European Monetary Fund
On 20 October 2011, the Austrian Institute of Economic Research published an article that suggests transforming the EFSF into a European Monetary Fund (EMF), which could provide governments with fixed interest rate Eurobonds at a rate slightly below medium-term economic growth (in nominal terms). These bonds would not be tradable but could be held by
investors with the EMF and liquidated at any time. To ensure fiscal discipline despite lack of market pressure, the EMF would operate according to strict rules, providing funds only to countries that meet fiscal and macroeconomic criteria. Governments lacking sound financial policies would be forced to rely on traditional (national) governmental bonds with less favorable market rates.

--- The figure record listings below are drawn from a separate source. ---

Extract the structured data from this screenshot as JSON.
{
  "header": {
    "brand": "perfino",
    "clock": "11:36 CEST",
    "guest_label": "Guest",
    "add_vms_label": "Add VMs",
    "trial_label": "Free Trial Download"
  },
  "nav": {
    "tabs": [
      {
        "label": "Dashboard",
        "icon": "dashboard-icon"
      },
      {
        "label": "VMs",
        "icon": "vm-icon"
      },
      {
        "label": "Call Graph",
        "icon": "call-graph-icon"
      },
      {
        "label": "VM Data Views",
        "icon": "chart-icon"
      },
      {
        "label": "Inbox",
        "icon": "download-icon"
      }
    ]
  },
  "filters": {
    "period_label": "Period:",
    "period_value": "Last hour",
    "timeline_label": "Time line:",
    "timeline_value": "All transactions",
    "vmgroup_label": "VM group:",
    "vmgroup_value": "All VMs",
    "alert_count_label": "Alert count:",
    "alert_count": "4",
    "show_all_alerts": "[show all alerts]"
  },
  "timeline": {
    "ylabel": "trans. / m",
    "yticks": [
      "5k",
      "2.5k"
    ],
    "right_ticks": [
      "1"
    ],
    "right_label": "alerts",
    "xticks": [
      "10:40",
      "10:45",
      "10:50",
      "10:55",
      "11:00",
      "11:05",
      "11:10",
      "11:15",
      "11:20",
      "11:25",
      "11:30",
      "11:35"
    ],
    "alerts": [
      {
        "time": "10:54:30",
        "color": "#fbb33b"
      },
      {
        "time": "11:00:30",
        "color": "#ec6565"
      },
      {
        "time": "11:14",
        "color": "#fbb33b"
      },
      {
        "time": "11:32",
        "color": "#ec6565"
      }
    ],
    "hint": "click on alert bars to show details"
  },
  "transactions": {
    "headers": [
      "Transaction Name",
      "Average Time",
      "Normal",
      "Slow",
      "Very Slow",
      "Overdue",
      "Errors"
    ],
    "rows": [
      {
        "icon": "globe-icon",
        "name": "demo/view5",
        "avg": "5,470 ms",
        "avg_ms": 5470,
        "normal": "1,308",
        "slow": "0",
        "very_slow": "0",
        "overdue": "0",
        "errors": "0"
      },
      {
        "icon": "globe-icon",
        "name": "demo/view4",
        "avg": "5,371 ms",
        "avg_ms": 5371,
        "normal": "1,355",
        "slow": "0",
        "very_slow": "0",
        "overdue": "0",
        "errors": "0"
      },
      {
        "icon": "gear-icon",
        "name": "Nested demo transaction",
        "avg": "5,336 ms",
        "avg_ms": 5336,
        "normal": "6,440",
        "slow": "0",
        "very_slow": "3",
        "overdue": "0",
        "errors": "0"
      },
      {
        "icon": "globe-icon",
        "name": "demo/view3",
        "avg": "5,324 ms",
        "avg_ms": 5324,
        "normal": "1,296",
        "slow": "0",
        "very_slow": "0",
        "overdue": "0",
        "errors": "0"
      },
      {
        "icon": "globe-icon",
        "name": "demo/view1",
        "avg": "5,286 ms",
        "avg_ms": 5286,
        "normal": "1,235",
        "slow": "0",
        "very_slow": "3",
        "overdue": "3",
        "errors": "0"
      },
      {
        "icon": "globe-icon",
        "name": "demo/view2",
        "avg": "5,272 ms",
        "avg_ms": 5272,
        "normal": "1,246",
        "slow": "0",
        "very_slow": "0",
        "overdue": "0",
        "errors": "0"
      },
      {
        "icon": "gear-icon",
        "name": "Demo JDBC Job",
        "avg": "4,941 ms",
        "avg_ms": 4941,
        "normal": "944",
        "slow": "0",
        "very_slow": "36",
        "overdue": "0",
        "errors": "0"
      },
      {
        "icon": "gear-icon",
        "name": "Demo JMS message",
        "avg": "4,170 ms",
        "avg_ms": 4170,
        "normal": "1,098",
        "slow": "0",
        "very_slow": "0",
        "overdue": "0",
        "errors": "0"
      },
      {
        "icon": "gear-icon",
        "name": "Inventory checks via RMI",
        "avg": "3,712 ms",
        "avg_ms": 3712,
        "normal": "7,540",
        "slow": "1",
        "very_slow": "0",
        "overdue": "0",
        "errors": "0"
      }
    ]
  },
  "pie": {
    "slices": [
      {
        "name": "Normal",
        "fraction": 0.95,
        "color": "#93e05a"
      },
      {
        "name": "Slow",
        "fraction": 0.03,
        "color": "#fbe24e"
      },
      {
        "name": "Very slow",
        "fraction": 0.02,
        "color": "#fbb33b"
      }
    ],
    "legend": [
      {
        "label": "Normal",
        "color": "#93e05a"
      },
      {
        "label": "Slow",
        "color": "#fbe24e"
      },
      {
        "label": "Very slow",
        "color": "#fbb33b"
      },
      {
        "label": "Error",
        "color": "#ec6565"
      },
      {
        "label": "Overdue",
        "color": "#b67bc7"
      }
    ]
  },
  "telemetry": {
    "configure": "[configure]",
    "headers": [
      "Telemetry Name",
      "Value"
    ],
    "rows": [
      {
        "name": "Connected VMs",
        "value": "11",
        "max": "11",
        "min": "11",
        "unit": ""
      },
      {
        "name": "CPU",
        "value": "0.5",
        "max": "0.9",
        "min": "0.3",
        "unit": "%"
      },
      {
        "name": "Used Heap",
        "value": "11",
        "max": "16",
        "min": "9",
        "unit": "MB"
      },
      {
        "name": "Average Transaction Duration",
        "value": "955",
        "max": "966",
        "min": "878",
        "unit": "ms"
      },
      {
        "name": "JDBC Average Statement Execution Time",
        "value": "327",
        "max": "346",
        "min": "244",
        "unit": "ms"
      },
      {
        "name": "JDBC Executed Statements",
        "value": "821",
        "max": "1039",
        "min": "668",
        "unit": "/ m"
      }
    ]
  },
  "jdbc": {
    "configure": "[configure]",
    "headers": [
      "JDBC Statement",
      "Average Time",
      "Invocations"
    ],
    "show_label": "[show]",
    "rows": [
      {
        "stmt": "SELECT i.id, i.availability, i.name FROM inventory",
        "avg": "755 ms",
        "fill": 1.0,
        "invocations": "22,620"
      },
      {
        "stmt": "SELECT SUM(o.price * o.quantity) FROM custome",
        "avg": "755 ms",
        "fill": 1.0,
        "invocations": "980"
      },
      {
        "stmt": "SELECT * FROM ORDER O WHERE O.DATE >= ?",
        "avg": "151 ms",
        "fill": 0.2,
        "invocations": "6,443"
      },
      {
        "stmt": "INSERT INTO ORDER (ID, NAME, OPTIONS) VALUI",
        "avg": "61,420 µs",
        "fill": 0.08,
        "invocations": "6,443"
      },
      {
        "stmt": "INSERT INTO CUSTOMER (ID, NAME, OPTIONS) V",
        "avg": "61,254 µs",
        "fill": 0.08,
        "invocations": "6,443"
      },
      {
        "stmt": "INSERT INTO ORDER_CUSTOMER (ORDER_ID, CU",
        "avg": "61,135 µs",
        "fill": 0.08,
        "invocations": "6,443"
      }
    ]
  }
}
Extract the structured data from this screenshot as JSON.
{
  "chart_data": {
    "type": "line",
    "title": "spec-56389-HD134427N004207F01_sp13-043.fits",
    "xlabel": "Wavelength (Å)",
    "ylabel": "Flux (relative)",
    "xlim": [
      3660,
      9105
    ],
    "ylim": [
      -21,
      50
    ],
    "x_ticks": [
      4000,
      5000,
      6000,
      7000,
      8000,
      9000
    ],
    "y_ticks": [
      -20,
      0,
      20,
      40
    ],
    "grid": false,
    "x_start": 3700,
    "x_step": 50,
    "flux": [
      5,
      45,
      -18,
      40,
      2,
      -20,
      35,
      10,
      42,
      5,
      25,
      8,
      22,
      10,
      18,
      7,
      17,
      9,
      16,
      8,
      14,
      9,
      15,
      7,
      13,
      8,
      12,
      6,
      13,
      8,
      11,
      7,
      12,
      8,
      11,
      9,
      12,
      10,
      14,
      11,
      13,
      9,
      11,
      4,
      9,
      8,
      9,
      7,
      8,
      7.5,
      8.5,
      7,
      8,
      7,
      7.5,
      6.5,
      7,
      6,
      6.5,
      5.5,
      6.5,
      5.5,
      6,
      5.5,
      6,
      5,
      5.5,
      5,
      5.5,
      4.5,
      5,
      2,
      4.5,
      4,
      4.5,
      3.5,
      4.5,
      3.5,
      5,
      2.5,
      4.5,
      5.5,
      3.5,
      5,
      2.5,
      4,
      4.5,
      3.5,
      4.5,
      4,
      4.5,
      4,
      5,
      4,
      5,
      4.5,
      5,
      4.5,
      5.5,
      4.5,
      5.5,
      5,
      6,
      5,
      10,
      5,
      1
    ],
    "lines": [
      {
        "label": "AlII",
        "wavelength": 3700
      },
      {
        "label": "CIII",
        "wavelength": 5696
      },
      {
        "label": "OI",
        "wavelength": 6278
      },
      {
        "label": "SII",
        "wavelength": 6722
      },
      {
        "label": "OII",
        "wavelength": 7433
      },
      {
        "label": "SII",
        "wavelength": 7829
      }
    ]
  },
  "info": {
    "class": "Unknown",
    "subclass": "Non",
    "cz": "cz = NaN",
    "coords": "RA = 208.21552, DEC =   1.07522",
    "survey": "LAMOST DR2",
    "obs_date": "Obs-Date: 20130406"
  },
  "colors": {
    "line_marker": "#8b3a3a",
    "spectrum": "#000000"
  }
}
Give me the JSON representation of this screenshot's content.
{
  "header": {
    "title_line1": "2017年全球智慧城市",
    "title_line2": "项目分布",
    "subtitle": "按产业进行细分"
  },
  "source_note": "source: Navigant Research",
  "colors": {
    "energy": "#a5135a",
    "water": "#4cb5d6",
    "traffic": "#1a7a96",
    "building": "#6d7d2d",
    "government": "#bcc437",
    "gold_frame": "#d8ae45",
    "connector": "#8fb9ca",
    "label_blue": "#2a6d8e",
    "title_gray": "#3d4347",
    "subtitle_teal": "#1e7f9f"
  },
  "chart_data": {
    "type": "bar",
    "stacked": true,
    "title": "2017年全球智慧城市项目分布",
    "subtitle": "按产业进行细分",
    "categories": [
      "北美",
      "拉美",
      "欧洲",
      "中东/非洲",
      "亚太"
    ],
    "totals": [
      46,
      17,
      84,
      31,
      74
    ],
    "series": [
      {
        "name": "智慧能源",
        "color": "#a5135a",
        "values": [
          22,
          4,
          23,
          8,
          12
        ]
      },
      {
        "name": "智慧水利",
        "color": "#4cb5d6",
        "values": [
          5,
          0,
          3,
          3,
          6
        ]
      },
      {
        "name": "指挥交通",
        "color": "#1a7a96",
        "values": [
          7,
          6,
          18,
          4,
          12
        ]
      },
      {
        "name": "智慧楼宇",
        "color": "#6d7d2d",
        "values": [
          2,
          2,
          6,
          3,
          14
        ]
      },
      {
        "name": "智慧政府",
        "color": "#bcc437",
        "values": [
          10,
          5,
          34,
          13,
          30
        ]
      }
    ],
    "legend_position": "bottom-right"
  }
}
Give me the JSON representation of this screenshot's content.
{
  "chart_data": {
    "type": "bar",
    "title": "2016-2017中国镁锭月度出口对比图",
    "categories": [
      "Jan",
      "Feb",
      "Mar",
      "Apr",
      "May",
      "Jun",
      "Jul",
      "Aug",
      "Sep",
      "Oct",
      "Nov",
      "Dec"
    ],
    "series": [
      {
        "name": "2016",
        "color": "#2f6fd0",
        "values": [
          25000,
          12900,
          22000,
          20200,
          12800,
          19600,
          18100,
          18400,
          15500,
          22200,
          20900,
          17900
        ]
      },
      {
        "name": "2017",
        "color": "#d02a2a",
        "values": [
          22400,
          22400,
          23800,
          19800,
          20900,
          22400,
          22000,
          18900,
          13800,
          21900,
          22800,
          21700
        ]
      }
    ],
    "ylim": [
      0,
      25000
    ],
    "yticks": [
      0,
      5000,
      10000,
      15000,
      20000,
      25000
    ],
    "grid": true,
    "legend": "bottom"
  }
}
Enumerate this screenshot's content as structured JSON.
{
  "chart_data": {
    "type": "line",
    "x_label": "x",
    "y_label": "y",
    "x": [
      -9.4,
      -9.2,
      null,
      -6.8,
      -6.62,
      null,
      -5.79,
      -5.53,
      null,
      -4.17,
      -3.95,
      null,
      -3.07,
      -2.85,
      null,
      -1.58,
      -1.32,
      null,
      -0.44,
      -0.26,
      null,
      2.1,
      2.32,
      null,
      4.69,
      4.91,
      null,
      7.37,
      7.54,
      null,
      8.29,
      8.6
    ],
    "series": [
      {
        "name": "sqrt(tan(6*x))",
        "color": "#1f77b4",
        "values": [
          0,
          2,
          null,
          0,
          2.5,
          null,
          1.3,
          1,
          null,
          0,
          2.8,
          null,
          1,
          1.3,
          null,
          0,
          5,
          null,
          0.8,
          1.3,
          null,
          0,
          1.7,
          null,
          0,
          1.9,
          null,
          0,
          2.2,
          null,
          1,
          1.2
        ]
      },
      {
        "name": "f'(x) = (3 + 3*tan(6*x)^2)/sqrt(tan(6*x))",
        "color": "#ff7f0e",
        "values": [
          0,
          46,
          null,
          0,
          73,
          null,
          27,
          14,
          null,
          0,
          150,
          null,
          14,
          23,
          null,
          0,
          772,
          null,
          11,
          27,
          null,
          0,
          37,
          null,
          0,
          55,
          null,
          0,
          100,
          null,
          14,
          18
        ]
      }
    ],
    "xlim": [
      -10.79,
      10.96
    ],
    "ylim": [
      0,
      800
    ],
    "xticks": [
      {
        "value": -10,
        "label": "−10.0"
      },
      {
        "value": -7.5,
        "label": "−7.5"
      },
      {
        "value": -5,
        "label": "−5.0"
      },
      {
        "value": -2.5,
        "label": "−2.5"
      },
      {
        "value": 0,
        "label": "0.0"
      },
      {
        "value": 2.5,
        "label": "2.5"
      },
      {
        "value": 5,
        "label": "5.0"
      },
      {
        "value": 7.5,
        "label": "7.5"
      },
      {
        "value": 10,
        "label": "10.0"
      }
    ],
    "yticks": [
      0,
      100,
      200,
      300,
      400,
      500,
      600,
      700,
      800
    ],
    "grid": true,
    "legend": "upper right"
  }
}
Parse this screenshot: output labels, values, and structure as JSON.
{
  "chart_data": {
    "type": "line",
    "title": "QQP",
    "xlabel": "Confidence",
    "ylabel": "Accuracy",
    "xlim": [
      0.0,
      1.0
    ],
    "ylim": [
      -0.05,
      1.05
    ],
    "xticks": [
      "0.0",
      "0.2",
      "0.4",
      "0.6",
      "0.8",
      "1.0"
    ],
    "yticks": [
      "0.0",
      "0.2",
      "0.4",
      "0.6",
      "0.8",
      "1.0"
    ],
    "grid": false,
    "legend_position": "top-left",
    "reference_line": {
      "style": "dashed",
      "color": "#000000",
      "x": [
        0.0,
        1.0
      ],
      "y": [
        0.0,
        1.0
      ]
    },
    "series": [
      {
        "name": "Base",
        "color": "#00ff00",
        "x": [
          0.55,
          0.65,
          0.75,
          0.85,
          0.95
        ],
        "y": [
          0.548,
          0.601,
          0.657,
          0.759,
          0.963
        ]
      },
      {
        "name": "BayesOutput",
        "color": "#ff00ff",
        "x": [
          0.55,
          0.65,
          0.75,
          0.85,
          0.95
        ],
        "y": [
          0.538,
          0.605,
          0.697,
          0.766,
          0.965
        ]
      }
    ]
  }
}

Drastic debt write-off financed by wealth tax
To reach sustainable levels the Euro-zone must reduce its overall debt level by 6.1 trillion. According to BCG this could be financed by a one-time wealth tax of between 11 and 30 percent for most countries, apart from the crisis countries (particularly Ireland) where a writeoff would have to be substantially higher. The authors admit that such programs would be "drastic", "unpopular" and "require broad political coordination and leadership" but they maintain that the longer politicians and central bankers wait, the more necessary such a step will be.
Concluding Remarks
Overall, it seems that that the Euro-zone crisis is a combination of irresponsible behavior and free-riding, maxed out to a macroeconomic level. As Douglas McGregor assumed in the case of management that employees are lazy and they dislike work, it seems proven by the euro crisis that when acting as a part of mass public, human beings behave irresponsibly, leading life less carefully and enjoying more than they ought to. Had there been a tight leash around countries, a monitoring and controlling mechanism that would work, the worst of the crisis could be avoided.